Given that the inhibition of de novo lipogenesis decreased replication of viral RNA, we expected to see a similar loss in viral proteins. Surprisingly, the amounts of HCV core and NS3 proteins were comparable between DMSO, K1, and soraphen A-treated cells (Fig 2C). To address if the mismatch in viral RNA and protein was due to an increase in translation, we transfected cells with a bicistronic construct expressing renilla luciferase under the control of the HCV internal ribosome entry site (IRES) . Firefly luciferase activity is thus an indicator of transfection efficiency while renilla luciferase activity is a measure of translation directed by the HCV IRES. As seen in Fig 2D, both firefly and renilla luciferase activities were comparable among all three treatment groups. These results suggest that the discrepancy between viral RNA and viral protein levels resulting from the inhibition of ACC was not due to enhanced translation through the HCV IRES.
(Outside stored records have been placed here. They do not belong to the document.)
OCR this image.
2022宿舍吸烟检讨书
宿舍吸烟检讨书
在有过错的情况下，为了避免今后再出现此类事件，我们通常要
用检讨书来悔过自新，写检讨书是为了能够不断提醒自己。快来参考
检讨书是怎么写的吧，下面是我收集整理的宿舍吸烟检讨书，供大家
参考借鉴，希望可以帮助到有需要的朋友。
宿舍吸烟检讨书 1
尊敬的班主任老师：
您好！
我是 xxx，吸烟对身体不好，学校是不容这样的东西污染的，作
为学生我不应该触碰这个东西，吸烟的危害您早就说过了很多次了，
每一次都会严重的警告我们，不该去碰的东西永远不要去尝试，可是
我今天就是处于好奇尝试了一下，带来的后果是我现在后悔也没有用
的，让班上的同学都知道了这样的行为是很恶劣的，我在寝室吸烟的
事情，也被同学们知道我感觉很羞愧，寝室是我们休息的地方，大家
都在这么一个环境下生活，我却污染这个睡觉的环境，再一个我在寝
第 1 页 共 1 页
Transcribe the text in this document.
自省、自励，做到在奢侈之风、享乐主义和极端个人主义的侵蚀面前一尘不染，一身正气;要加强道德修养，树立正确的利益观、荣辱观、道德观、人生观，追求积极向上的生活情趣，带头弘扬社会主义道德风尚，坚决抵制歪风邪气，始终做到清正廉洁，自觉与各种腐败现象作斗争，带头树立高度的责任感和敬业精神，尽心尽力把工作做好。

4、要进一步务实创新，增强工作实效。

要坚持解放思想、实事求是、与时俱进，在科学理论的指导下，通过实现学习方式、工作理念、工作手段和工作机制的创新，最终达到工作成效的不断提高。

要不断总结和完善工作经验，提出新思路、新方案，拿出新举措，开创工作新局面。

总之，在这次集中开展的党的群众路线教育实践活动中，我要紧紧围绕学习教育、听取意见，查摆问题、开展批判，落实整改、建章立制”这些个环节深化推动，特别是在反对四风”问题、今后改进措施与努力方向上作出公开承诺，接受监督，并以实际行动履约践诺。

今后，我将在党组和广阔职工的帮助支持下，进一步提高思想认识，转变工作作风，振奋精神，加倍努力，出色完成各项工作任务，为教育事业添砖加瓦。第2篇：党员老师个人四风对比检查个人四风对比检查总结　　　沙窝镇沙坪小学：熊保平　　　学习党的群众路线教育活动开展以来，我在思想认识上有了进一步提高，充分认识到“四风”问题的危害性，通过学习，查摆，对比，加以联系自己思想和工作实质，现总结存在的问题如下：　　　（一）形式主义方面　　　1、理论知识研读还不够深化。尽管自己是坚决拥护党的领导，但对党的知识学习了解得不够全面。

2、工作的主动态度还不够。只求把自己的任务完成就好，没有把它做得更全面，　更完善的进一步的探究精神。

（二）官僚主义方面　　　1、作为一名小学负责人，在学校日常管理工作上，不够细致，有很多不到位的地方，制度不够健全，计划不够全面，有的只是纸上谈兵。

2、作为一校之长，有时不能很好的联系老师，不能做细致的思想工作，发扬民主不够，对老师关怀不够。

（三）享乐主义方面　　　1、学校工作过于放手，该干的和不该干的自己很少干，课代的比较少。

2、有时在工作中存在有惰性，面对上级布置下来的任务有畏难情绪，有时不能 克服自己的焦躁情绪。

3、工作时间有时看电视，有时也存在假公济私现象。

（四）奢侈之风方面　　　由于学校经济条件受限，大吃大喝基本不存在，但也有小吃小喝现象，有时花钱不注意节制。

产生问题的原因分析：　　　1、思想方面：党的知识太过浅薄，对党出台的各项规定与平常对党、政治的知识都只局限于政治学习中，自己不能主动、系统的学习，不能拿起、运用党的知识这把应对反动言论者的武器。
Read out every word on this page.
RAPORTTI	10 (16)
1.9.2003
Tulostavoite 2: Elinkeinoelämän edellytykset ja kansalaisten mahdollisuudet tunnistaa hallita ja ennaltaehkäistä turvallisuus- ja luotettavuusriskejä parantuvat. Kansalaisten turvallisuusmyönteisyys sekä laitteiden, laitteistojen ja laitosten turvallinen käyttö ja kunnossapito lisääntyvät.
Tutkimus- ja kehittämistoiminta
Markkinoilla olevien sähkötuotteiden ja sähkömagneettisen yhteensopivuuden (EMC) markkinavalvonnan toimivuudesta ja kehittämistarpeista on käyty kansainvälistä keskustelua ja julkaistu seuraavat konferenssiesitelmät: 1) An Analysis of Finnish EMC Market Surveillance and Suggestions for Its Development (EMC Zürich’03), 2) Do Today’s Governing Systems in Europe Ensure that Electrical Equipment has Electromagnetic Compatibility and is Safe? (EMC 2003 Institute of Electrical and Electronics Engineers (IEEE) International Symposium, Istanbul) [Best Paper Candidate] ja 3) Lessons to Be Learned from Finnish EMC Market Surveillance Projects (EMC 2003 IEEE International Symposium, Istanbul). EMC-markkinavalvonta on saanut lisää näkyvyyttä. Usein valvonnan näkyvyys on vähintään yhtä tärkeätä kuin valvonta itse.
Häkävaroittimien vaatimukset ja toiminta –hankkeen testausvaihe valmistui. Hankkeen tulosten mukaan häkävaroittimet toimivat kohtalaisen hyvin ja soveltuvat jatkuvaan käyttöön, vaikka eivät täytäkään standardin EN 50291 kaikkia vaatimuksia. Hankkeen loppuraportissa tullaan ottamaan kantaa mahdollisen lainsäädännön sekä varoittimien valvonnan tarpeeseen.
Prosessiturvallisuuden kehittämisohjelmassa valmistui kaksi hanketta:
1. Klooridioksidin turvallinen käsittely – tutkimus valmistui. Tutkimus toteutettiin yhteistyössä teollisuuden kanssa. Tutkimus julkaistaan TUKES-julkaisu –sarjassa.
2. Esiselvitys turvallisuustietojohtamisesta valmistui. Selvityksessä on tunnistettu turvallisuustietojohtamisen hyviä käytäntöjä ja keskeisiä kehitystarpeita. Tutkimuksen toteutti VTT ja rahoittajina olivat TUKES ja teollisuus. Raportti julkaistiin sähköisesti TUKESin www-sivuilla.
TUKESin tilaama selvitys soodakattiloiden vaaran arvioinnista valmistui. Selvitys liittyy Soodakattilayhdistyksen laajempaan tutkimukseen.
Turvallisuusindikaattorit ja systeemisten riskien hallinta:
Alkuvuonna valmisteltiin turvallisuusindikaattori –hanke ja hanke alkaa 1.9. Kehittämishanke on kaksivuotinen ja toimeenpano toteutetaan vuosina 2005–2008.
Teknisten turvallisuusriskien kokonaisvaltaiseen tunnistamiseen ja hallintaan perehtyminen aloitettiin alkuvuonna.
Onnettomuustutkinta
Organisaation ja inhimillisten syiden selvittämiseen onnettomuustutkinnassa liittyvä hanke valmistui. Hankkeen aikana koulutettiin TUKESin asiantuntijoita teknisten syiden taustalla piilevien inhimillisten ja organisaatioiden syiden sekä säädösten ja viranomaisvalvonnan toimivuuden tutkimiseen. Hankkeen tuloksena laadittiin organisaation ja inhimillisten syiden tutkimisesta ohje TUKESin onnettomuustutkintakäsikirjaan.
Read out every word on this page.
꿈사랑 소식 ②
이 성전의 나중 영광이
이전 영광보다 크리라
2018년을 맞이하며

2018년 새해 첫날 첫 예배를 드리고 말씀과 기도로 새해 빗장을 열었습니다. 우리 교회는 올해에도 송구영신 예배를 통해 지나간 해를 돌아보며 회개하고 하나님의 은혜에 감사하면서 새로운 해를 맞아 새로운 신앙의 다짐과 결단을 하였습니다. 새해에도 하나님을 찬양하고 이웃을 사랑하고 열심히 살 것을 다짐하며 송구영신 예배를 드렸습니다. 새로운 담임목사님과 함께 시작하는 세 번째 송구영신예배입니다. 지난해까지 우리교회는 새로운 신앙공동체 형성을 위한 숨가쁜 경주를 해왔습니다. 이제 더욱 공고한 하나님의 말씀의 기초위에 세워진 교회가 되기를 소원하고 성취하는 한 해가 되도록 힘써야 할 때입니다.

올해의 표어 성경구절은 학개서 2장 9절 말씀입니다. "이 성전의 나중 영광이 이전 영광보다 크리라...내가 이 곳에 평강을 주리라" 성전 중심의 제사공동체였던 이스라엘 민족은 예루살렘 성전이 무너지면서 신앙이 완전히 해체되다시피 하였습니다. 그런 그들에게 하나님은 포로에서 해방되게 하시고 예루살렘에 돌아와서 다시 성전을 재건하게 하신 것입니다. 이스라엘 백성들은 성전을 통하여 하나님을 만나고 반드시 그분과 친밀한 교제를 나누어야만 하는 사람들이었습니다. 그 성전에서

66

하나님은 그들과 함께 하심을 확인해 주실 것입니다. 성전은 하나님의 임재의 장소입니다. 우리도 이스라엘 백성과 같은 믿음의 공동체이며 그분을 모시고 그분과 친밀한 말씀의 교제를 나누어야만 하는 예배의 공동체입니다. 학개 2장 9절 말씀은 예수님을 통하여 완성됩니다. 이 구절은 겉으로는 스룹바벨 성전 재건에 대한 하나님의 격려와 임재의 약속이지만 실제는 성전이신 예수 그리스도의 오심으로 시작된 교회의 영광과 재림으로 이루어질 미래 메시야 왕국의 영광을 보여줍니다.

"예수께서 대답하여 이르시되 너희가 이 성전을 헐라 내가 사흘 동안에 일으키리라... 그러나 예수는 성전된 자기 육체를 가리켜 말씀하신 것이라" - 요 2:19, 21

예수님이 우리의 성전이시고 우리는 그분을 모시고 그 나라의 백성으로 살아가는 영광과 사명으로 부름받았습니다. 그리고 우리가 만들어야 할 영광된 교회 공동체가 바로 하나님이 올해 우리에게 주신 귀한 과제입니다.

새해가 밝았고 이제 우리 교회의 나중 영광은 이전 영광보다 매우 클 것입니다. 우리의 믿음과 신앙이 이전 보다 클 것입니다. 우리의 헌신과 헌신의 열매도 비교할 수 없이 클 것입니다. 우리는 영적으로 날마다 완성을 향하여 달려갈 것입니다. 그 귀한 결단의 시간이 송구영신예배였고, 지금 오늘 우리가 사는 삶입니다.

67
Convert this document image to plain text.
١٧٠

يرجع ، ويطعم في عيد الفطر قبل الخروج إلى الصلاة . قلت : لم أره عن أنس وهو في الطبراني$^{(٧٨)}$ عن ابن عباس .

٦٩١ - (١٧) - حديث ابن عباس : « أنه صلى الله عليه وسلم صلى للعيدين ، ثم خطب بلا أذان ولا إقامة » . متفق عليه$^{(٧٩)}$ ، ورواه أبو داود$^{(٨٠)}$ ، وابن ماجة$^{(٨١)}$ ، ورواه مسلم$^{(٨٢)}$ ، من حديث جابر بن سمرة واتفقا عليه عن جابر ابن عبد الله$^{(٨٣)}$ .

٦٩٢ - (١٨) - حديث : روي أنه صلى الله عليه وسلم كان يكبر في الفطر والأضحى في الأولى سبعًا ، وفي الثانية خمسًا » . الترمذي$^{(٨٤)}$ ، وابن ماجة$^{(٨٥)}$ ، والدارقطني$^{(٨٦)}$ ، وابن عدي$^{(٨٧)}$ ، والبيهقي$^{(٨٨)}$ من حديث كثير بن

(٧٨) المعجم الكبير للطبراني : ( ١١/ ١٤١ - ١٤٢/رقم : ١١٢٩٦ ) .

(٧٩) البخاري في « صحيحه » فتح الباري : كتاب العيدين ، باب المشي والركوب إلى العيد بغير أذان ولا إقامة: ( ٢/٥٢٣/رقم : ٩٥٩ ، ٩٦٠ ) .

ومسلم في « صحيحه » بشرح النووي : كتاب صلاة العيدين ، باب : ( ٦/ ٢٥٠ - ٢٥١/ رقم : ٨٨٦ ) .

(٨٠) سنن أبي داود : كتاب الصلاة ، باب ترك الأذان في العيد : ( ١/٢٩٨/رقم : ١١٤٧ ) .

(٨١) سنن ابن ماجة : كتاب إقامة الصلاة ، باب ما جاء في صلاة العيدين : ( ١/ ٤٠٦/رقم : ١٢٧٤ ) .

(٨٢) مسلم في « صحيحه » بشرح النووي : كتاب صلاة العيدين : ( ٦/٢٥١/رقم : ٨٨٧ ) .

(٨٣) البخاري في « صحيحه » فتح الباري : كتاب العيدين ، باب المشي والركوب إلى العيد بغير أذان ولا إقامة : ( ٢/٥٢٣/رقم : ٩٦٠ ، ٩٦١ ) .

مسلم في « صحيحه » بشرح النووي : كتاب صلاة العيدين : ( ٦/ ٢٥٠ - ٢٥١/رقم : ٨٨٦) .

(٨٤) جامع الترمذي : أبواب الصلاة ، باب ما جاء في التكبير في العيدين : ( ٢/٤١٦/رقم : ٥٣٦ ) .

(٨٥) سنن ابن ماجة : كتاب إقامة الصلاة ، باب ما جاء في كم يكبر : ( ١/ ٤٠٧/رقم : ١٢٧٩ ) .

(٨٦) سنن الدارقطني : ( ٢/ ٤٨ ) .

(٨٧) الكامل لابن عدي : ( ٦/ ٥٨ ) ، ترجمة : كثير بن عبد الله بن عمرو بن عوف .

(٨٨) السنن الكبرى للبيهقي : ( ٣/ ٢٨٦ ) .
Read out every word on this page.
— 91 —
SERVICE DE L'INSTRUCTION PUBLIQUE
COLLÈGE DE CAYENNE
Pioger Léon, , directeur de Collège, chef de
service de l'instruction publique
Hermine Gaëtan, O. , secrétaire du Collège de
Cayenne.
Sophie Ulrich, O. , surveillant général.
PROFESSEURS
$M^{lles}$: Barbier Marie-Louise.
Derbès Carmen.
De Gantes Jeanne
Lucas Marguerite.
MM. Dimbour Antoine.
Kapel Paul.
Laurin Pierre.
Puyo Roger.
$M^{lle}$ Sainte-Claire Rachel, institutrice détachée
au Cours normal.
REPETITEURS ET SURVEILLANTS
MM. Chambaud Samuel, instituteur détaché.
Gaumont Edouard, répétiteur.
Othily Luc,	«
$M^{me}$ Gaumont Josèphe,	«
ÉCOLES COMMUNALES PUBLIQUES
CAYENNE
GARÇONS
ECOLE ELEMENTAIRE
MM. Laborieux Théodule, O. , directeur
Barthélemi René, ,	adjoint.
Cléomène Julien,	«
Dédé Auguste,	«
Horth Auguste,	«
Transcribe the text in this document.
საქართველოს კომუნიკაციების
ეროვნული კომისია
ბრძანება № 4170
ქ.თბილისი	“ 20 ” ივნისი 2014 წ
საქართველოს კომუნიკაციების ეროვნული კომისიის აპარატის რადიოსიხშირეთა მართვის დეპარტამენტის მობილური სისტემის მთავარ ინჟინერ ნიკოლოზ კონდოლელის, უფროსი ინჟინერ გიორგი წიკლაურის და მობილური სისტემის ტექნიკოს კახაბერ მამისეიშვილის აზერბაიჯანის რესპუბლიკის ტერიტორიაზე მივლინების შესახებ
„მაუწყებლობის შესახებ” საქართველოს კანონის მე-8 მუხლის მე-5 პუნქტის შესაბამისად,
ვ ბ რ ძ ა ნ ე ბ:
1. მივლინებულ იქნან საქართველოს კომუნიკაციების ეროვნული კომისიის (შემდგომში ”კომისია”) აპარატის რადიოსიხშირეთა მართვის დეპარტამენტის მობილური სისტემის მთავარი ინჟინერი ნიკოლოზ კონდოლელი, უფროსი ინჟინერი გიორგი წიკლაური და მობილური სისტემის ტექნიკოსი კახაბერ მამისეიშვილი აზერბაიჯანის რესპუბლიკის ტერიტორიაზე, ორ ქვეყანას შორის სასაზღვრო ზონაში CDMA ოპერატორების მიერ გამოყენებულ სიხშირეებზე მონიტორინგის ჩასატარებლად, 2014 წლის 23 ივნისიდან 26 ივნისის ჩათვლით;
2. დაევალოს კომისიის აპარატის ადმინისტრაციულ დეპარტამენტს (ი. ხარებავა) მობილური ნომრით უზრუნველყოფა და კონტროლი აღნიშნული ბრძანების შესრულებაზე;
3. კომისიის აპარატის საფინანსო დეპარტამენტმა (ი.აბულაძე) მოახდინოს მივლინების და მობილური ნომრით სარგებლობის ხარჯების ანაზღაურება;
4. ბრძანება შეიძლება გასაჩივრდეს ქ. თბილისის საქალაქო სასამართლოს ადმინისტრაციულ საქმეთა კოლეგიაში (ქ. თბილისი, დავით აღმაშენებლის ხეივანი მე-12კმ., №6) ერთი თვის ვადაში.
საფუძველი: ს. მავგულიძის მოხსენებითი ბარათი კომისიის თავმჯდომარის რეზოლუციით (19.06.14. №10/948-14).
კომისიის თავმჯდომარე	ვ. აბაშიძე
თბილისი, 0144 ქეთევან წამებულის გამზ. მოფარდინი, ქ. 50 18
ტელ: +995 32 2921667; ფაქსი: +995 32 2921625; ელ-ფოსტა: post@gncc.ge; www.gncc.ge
We next evaluated subsequent steps of the viral life cycle. To this end, we tested the effect of ACC inhibitors on viral assembly. HCV assembly requires the co-localization of the HCV core protein with lipid droplets [50–52]. As expected, DMSO-treated cells had an abundance of core protein that co-localized with lipid droplets (Fig 2E–2G). In contrast, K1 and soraphen A-treated cells displayed a marked loss of lipid droplets, yet retained expression of HCV core as demonstrated in the immunoblots of total lysates (Fig 2C, 2E and 2F; see also S3 Fig). The prerequisite for viral assembly, namely, the colocalization of HCV core and lipid droplets, thus appeared to be compromised in cells with reduced ACC activity. These findings indicate that de novo lipogenesis plays a critical role in propagating HCV in part by supplying the scaffold for viral assembly. Lastly, we assessed viral titer in the supernatants of cells treated with ACC inhibitors and found that the infectious titer was reduced in K1 and soraphen A-treated cells when compared to the vehicle controls (Fig 2H). Collectively, these results demonstrate that ACC inhibition affects multiple steps of the HCV life cycle, specifically replication, assembly, and production of infectious virions.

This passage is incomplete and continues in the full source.